Magnetic field induced phase transitions and phase diagrams of multiferroic Mn0.95Co0.05WO4 with cycloidal spin structure

Slightly Co-doped ${\mathrm{MnWO}}_{4}$ at the lowest 5% Co concentration, for which the multiferroic cycloidal phase becomes a ground state, has been studied in magnetic fields up to 60 T by bulk magnetic and electric polarization measurements along different crystallographic directions. The field induced magnetic transitions up to 12 T and the ways they proceed were tracked also by single-crystal neutron diffraction, and the relevant field induced magnetic structures were identified and refined. The complete magnetoelectric phase diagrams for magnetic fields along distinct directions in relation to the cycloidal spin structure have been constructed for magnetic field values exceeding those necessary to induce a spin-flip transition into the paramagnetic state.

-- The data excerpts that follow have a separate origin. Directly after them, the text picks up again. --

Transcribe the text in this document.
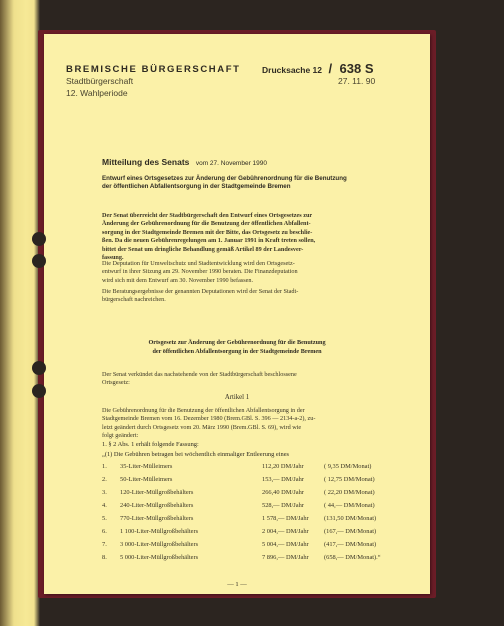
BREMISCHE BÜRGERSCHAFT
Stadtbürgerschaft
12. Wahlperiode
Drucksache 12 / 638 S
27. 11. 90
Mitteilung des Senats vom 27. November 1990
Entwurf eines Ortsgesetzes zur Änderung der Gebührenordnung für die Benutzung
der öffentlichen Abfallentsorgung in der Stadtgemeinde Bremen
Der Senat überreicht der Stadtbürgerschaft den Entwurf eines Ortsgesetzes zur
Änderung der Gebührenordnung für die Benutzung der öffentlichen Abfallent-
sorgung in der Stadtgemeinde Bremen mit der Bitte, das Ortsgesetz zu beschlie-
ßen. Da die neuen Gebührenregelungen am 1. Januar 1991 in Kraft treten sollen,
bittet der Senat um dringliche Behandlung gemäß Artikel 89 der Landesver-
fassung.
Die Deputation für Umweltschutz und Stadtentwicklung wird den Ortsgesetz-
entwurf in ihrer Sitzung am 29. November 1990 beraten. Die Finanzdeputation
wird sich mit dem Entwurf am 30. November 1990 befassen.
Die Beratungsergebnisse der genannten Deputationen wird der Senat der Stadt-
bürgerschaft nachreichen.
Ortsgesetz zur Änderung der Gebührenordnung für die Benutzung
der öffentlichen Abfallentsorgung in der Stadtgemeinde Bremen
Der Senat verkündet das nachstehende von der Stadtbürgerschaft beschlossene
Ortsgesetz:
Artikel 1
Die Gebührenordnung für die Benutzung der öffentlichen Abfallentsorgung in der
Stadtgemeinde Bremen vom 16. Dezember 1980 (Brem.GBl. S. 396 — 2134-a-2), zu-
letzt geändert durch Ortsgesetz vom 20. März 1990 (Brem.GBl. S. 69), wird wie
folgt geändert:
1. § 2 Abs. 1 erhält folgende Fassung:
„(1) Die Gebühren betragen bei wöchentlich einmaliger Entleerung eines
1. 35-Liter-Mülleimers	112,20 DM/Jahr	( 9,35 DM/Monat)
2. 50-Liter-Mülleimers	153,— DM/Jahr	( 12,75 DM/Monat)
3. 120-Liter-Müllgroßbehälters	266,40 DM/Jahr	( 22,20 DM/Monat)
4. 240-Liter-Müllgroßbehälters	528,— DM/Jahr	( 44,— DM/Monat)
5. 770-Liter-Müllgroßbehälters	1 578,— DM/Jahr (131,50 DM/Monat)
6. 1 100-Liter-Müllgroßbehälters	2 004,— DM/Jahr (167,— DM/Monat)
7. 3 000-Liter-Müllgroßbehälters	5 004,— DM/Jahr (417,— DM/Monat)
8. 5 000-Liter-Müllgroßbehälters	7 896,— DM/Jahr (658,— DM/Monat).“
— 1 —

Their common feature is the existence of nonpolar sinusoidal phases identified by the disappearance of the electric polarization in a field regime slightly below the spin-flip transition. At lower magnetic fields either continuous or abrupt field induced reorientations of the cycloidal magnetic structures were observed, respectively, for a field direction along the crystallographic $b$ axis or along the easy magnetic axis, and the different character of those transitions has been attributed to specific features in the magnetic anisotropy.